The U.S. Court of Appeals upheld a decision that Permasteelisa North America was not bound to a project it “disengaged” from prior to signing a formal subcontract.

gavelIn 2013, general contractor C.G. Schmidt (CGS) selected Permasteelisa’s bid to fabricate and install a custom curtainwall on an 18-story office building in Milwaukee. However, the sides never entered into a formal contract after more than a year of negotiations, and Permasteelisa withdrew from the project in 2014.

In December 2014, CGS filed a diversity action again Permasteelisa in the Eastern District of Wisconsin claiming breach of contract and promissory estoppel. The general contractor claimed its selection of the bid constituted an enforceable contract despite the fact that Permasteelisa wouldn’t sign a formal agreement until negotiations were complete. A formal agreement was never reached or signed. CGS says it suffered damages from Permasteelisa’s backing out of the project because it was then required to use a different subcontractor at a higher price.

The court ruled in Permasteelisa’s favor in October 2015, and CGS appealed. On June 16, 2016, the U.S. Court of Appeals for the Seventh Circuit upheld the decision.

“Before negotiations began, [Permasteelisa] made clear that it intended to be bound only after reviewing the prime contract and executing a formal subcontract with agreed upon language,” the appeal decision reads in part. It adds that two letters of intent between the parties prove they “had not yet solidified their relationship in a binding agreement.”

It continues, in part, “The undisputed evidence shows that up until the point of disengagement, CGS and [Permasteelisa] were in the midst of a negotiation. The parties intended to reach a final, binding agreement, but that agreement never materialized.”
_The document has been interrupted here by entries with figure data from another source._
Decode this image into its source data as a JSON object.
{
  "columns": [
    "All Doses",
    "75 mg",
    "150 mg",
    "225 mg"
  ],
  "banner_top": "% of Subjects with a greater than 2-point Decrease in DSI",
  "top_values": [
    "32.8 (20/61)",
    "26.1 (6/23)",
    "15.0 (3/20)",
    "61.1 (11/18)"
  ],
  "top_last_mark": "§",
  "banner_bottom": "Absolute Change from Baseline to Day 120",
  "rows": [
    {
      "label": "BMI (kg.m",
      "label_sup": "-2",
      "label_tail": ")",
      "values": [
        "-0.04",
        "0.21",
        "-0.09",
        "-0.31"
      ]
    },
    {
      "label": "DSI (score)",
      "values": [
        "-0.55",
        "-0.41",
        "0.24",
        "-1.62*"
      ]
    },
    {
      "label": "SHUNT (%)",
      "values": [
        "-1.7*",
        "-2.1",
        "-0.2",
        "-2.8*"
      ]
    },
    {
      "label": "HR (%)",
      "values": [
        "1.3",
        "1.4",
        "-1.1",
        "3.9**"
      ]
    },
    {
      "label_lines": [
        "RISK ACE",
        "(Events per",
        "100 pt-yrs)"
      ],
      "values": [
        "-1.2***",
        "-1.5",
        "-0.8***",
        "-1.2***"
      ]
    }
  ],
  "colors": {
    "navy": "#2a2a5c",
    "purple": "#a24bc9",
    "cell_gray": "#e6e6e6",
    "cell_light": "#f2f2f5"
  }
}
According to court documents, during negotiations, the contract glazier repeatedly raised concerns with some of the terms of the proposed subcontract agreement. Meanwhile, it had been working to confirm a timeslot with its manufacturing facility in Thailand, as the use of that facility would result in a notable reduction in cost.
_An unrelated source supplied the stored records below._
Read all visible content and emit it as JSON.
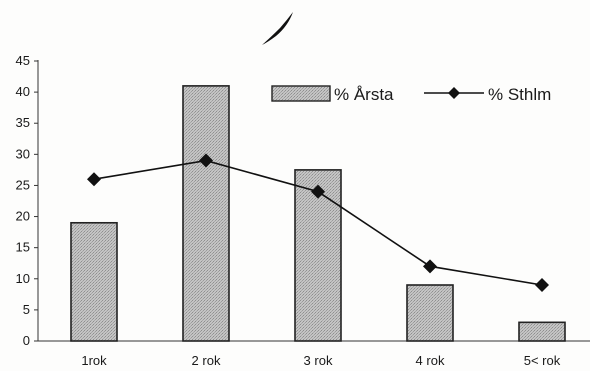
{
  "chart_data": {
    "type": "bar",
    "categories": [
      "1rok",
      "2 rok",
      "3 rok",
      "4 rok",
      "5< rok"
    ],
    "series": [
      {
        "name": "% Årsta",
        "kind": "bar",
        "color": "#b5b5b5",
        "values": [
          19,
          41,
          27.5,
          9,
          3
        ]
      },
      {
        "name": "% Sthlm",
        "kind": "line",
        "color": "#111111",
        "marker": "diamond",
        "values": [
          26,
          29,
          24,
          12,
          9
        ]
      }
    ],
    "ylim": [
      0,
      45
    ],
    "yticks": [
      0,
      5,
      10,
      15,
      20,
      25,
      30,
      35,
      40,
      45
    ],
    "grid": false,
    "legend_position": "top-right"
  },
  "colors": {
    "bar_fill": "#b5b5b5",
    "bar_stroke": "#222222",
    "line": "#111111",
    "axis": "#333333"
  }
}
After continued communications, Permasteelisa stopped activity on the project, citing civil unrest in Thailand and claiming it no longer had the capacity to produce the curtainwall. CGS urged Permasteelisa to honor the bid, but the glazier refused, as it never signed a formal subcontract. The general contractor then brought in a new subcontractor for what it says was a higher price and filed the action against Permasteelisa.

In addition to ruling in favor of the glazier on the breach of contract accusations, the judge ruled that CGS’s promissory estoppel claim also failed. CGS argued Permasteelisa made a promise to supply the curtainwall and that CGS relied on that promise by incorporating its bid price into its own bid with the project owner. The judge asserts that CGS didn’t actually accept the bid, as the sides were still negotiating, as was CGS with the project owner.

“CGS knew, or at least should have known, that the negotiations could fall apart before the parties entered into a binding agreements,” the appeal decision reads.